On a beau lire la mention roman sous Douce France, l'on serait plutôt tenté d'y voir un témoignage, presque un docu-fiction pour reprendre un terme normalement réservé à la télévision. Ce terme vous semble-t-il usurpé, exagéré ?

Douce France n’est pas un document, c’est un roman, dans la forme, dans son projet… Mais j’ai voulu – à la manière de Truman Capote ou d’Emmanuel Carrère – confronter mon imaginaire à la réalité, me baser sur des faits réels dans un souci de crédibilité. L’écrivain devient alors un témoin, un passeur, un observateur de la société, rendant compte d’une situation donnée à travers le prisme de son imagination. Le texte n’est pas purement factuel, le style évolue au fil des pages, neutre au début puis plus rythmé, plus scandé quand la colère s’empare de la narratrice. Il me semble que ce livre ne marque pas une rupture avec mes textes précédents. Si le ton, la façon de travailler et l’approche sont différents, la thématique reste la même : l’identité.

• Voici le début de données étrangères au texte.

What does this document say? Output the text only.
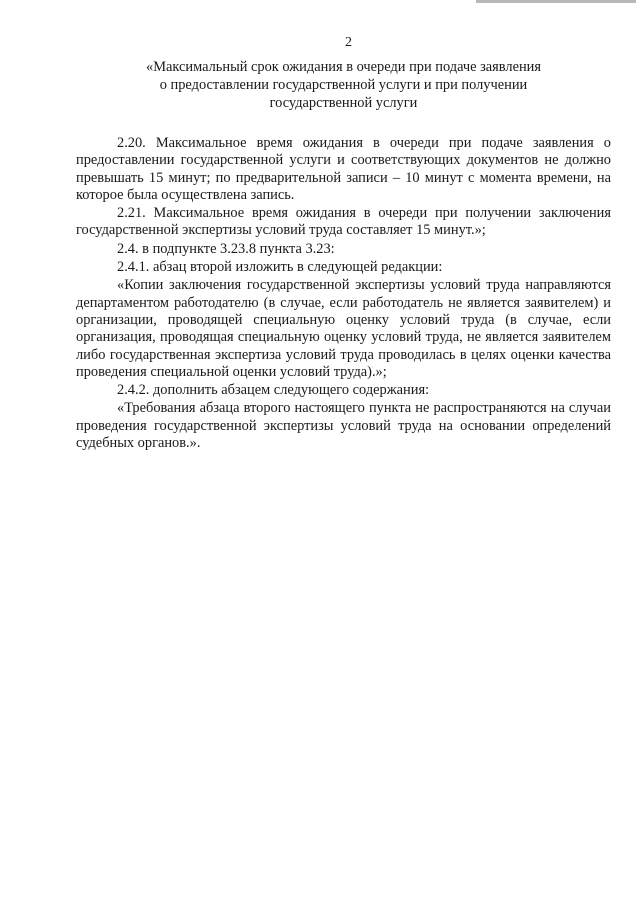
2
«Максимальный срок ожидания в очереди при подаче заявления
о предоставлении государственной услуги и при получении
государственной услуги

2.20. Максимальное время ожидания в очереди при подаче заявления о предоставлении государственной услуги и соответствующих документов не должно превышать 15 минут; по предварительной записи – 10 минут с момента времени, на которое была осуществлена запись.

2.21. Максимальное время ожидания в очереди при получении заключения государственной экспертизы условий труда составляет 15 минут.»;

2.4. в подпункте 3.23.8 пункта 3.23:

2.4.1. абзац второй изложить в следующей редакции:

«Копии заключения государственной экспертизы условий труда направляются департаментом работодателю (в случае, если работодатель не является заявителем) и организации, проводящей специальную оценку условий труда (в случае, если организация, проводящая специальную оценку условий труда, не является заявителем либо государственная экспертиза условий труда проводилась в целях оценки качества проведения специальной оценки условий труда).»;

2.4.2. дополнить абзацем следующего содержания:

«Требования абзаца второго настоящего пункта не распространяются на случаи проведения государственной экспертизы условий труда на основании определений судебных органов.».
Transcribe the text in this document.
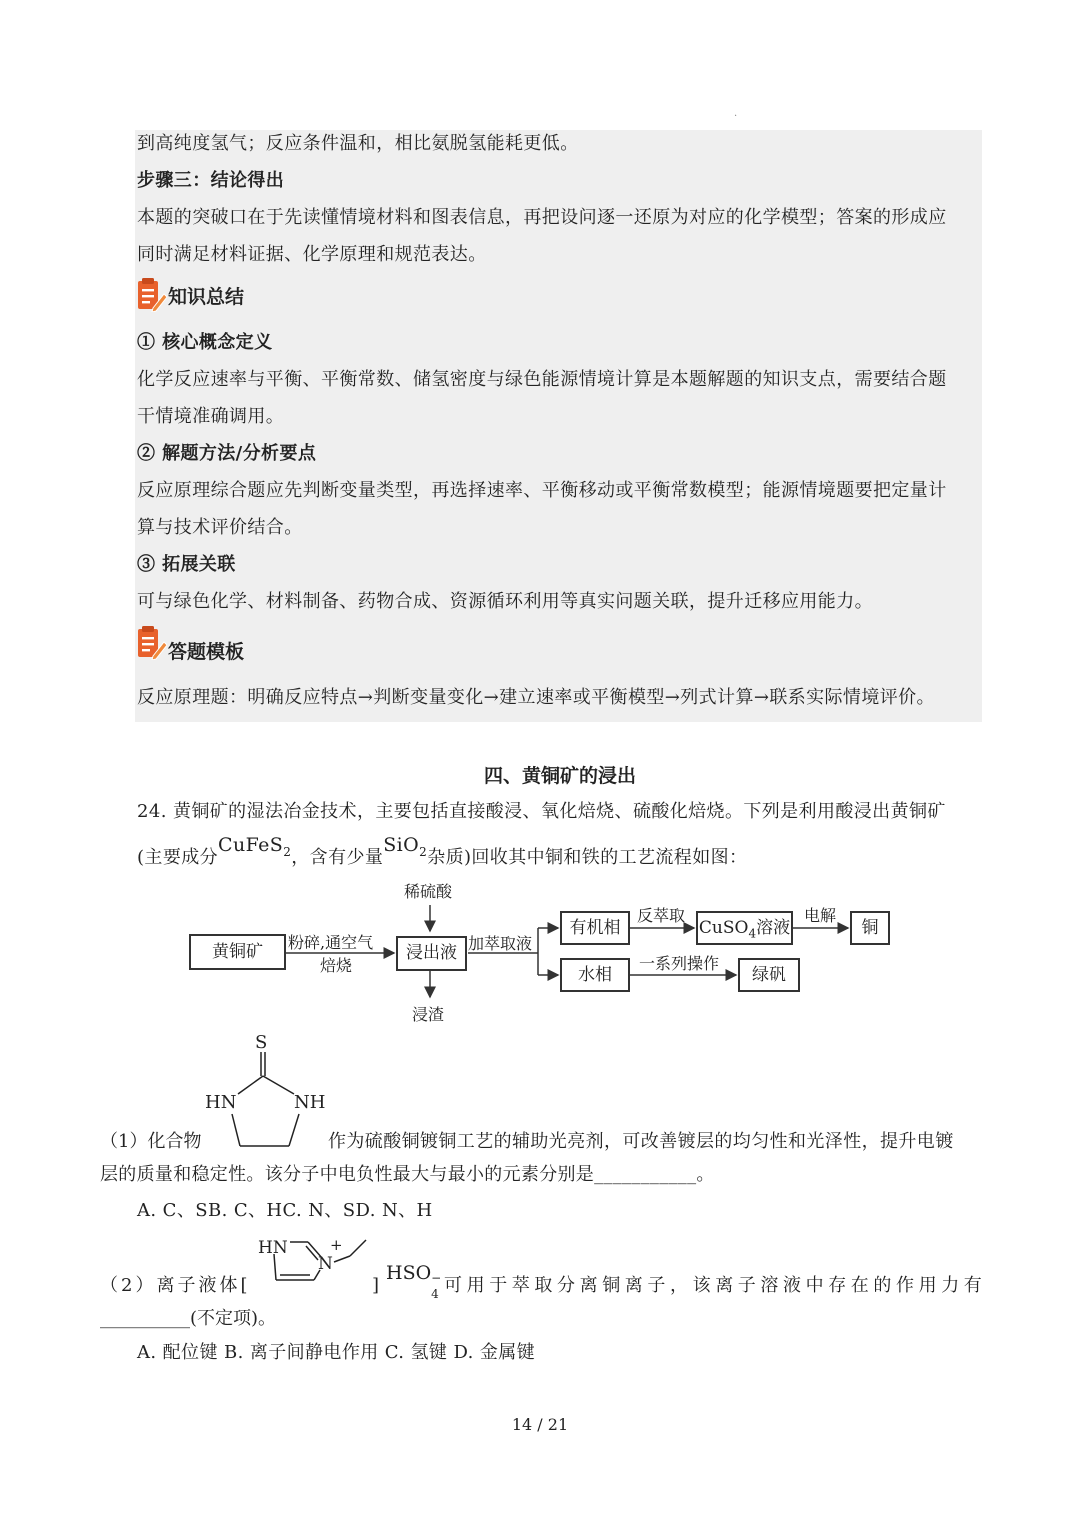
.
到高纯度氢气；反应条件温和，相比氨脱氢能耗更低。
步骤三：结论得出
本题的突破口在于先读懂情境材料和图表信息，再把设问逐一还原为对应的化学模型；答案的形成应
同时满足材料证据、化学原理和规范表达。
知识总结
① 核心概念定义
化学反应速率与平衡、平衡常数、储氢密度与绿色能源情境计算是本题解题的知识支点，需要结合题
干情境准确调用。
② 解题方法/分析要点
反应原理综合题应先判断变量类型，再选择速率、平衡移动或平衡常数模型；能源情境题要把定量计
算与技术评价结合。
③ 拓展关联
可与绿色化学、材料制备、药物合成、资源循环利用等真实问题关联，提升迁移应用能力。
答题模板
反应原理题：明确反应特点→判断变量变化→建立速率或平衡模型→列式计算→联系实际情境评价。
四、黄铜矿的浸出
24. 黄铜矿的湿法冶金技术，主要包括直接酸浸、氧化焙烧、硫酸化焙烧。下列是利用酸浸出黄铜矿
(主要成分CuFeS$_2$，含有少量SiO$_2$杂质)回收其中铜和铁的工艺流程如图：
稀硫酸
黄铜矿	粉碎,通空气
焙烧
浸出液
浸渣
加萃取液
有机相
水相
反萃取
CuSO$_4$溶液
电解
铜
一系列操作
绿矾
S
HN	NH
（1）化合物	作为硫酸铜镀铜工艺的辅助光亮剂，可改善镀层的均匀性和光泽性，提升电镀
层的质量和稳定性。该分子中电负性最大与最小的元素分别是___________。
A. C、SB. C、HC. N、SD. N、H
HN
N
+
（2）离子液体[	]
HSO −
4 可用于萃取分离铜离子，该离子溶液中存在的作用力有
__________(不定项)。
A. 配位键 B. 离子间静电作用 C. 氢键 D. 金属键
14 / 21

S'il n'interpelle pas directement les politiques, votre livre peut évidemment être lu comme un manifeste visant à attirer l'attention des gouvernants sur une situation insupportable en France. Sa date de sortie, en pleine campagne électorale, n'est-elle qu'une coïncidence opportune ou bien souhaitiez-vous pouvoir ainsi vous inscrire à votre manière dans le débat ?

C’est une coïncidence. D’habitude, mes livres paraissent à la rentrée littéraire mais j’ai écrit ce texte plus vite que les précédents, guidée par une colère difficilement maîtrisable. Ce que j’avais vu dans le centre de rétention m’avait bouleversée, révoltée… Je ne souhaitais pas particulièrement me retrouver au cœur du débat public ou face à Nicolas Sarkozy lors d’une émission de grande écoute comme cela a été le cas. J’ai regretté que l’aspect politique occulte la dimension romanesque et littéraire. Toutefois, j’ai aussi écrit ce livre pour témoigner, pour dévoiler aux lecteurs l’envers du décor, le fonctionnement d’un centre de rétention, le statut des enfants d’immigrés…
Le rôle de l’écrivain varie d’une époque à une autre. Certains sujets nous interpellent plus que d’autres en fonction de notre histoire, notre identité, notre conscience politique. Mais je me sens assez proche de la vision développée par Sartre dans « Qu’est-ce que la littérature ? » : « L'écrivain "engagé" sait que la parole est action: il sait que dévoiler c'est changer et qu'on ne peut dévoiler qu'en projetant de changer. Il a abandonné le rêve impossible de faire une peinture impartiale de la Société et de la condition humaine.»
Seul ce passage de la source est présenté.